We need David Dudley, Kevin VanDam and all of the other angling superstars competing on the same body of water at the same time on multiple occasions each year. Golf, auto racing and all other circuit-based pro sports featuring individual (as opposed to team) competition have that. Bass fishing needs it – badly.

I'm not going to spend a lot of time typing stuff here about the differences between the two organizations, B.A.S.S. and FLW, that control pro bass fishing in this country. If you're a visitor to this site, you likely already know all that, and even if you don't, it's not real compelling to read.

I'll just sit here and lament the fact that, in 2012, we're left to ponder a lot of questions that should be answered on the water.

If 40 accomplished Elite Series pros had mixed it up with the 40 or so FLW guys at Lanier, would Wheeler still have won? I'm thinking he would have, but I certainly don't know for sure. I harken back to the 2009 Cup at Pittsburgh, when Greg Hackney and Mike Iaconelli – both Elite Series competitors – finished 1st and 2nd, respectively.

What if Hackney had been at Lanier? Might he have gotten something going with the river-dwelling largemouths that carried Wheeler to victory? You know he would've been trying hard from the get-go.

Or how about Ike? That derby and its off-kilter conditions caused by low water and gray weather might've been right in his wheelhouse. Wouldn't we all have liked to see what he could do with those suddenly unpredictable spotted bass?

In the same vein, what if Christie or Jay Yelas had been flipping all that Red River wood at this year's Classic along with eventual winner Chris Lane, Alton Jones and the rest of the B.A.S.S. boys? Would the results have been different? Nobody knows. Would the complexion of the event have been altered? Oh, yeah.

Off the top of your head, can you name the five anglers who've won both the Cup and the Classic? No avid golf fan with a love for the game's history struggles to rattle off the five men who've won that sport's modern Grand Slam – Gene Sarazen, Ben Hogan, Jack Nicklaus, Gary Player and Tiger Woods.

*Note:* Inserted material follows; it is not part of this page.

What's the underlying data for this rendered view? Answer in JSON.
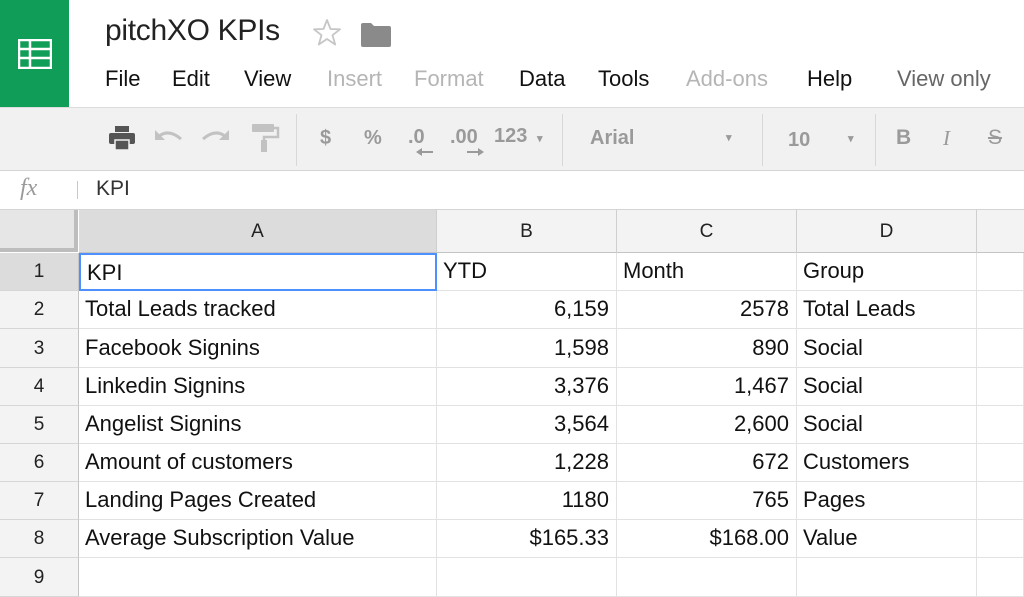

But in fishing, not a lot is made of the Classic/Cup double because the anglers don't get a shot at both of them every year.

For the record, the names are David Fritts, Davy Hite, George Cochran, Dion Hibdon and Luke Clausen. The last to join that group was Clausen – all the way back in 2006.

The Professional Anglers Association-sanctioned Toyota Texas Bass Classic has tried hard to fill the unifying championship void and it's put together some strong mixed-tour fields over the past couple of years. However, at least at this point, it lacks the juice of the Bassmaster Classic or the Cup, primarily because it lacks the half-million-dollar top prize and the massive marketing machine to promote it.

Maybe the TTBC will acquire those things over time, or maybe not. Man, it would be nice to have three honest-to-goodness "Majors" every year, wouldn't it? One in early spring, one in mid-summer and one in the fall. The entire fishing year would revolve around them and the anticipation and hype could be taken to a level that this sport has never seen.

The bottom line with this whole segregated-tour thing is that it presently works well enough for the sport's power brokers and there's no real incentive on either side to find common ground. Since the inception of the Elite Series in 2006, just once (2010) have the organizations created tour-level schedules that didn't overlap on at least one week. Why that can't be done on an annual basis is beyond me.

For now, we'll just keep pumping numbers into the BassFan World Rankings formula and allowing it to spit out its tabulations, and all of you can gripe about it if you don't like the results. Under the present scenario, that's the best we can do.

There's simply no question that Rory McIlroy was the best golfer in the world last week. Jacob Wheeler soundly beat some of the world's best anglers at Lanier, and it would've been great if he'd gotten a shot at all the others, too.

John Johnson is BassFan's Senior Editor.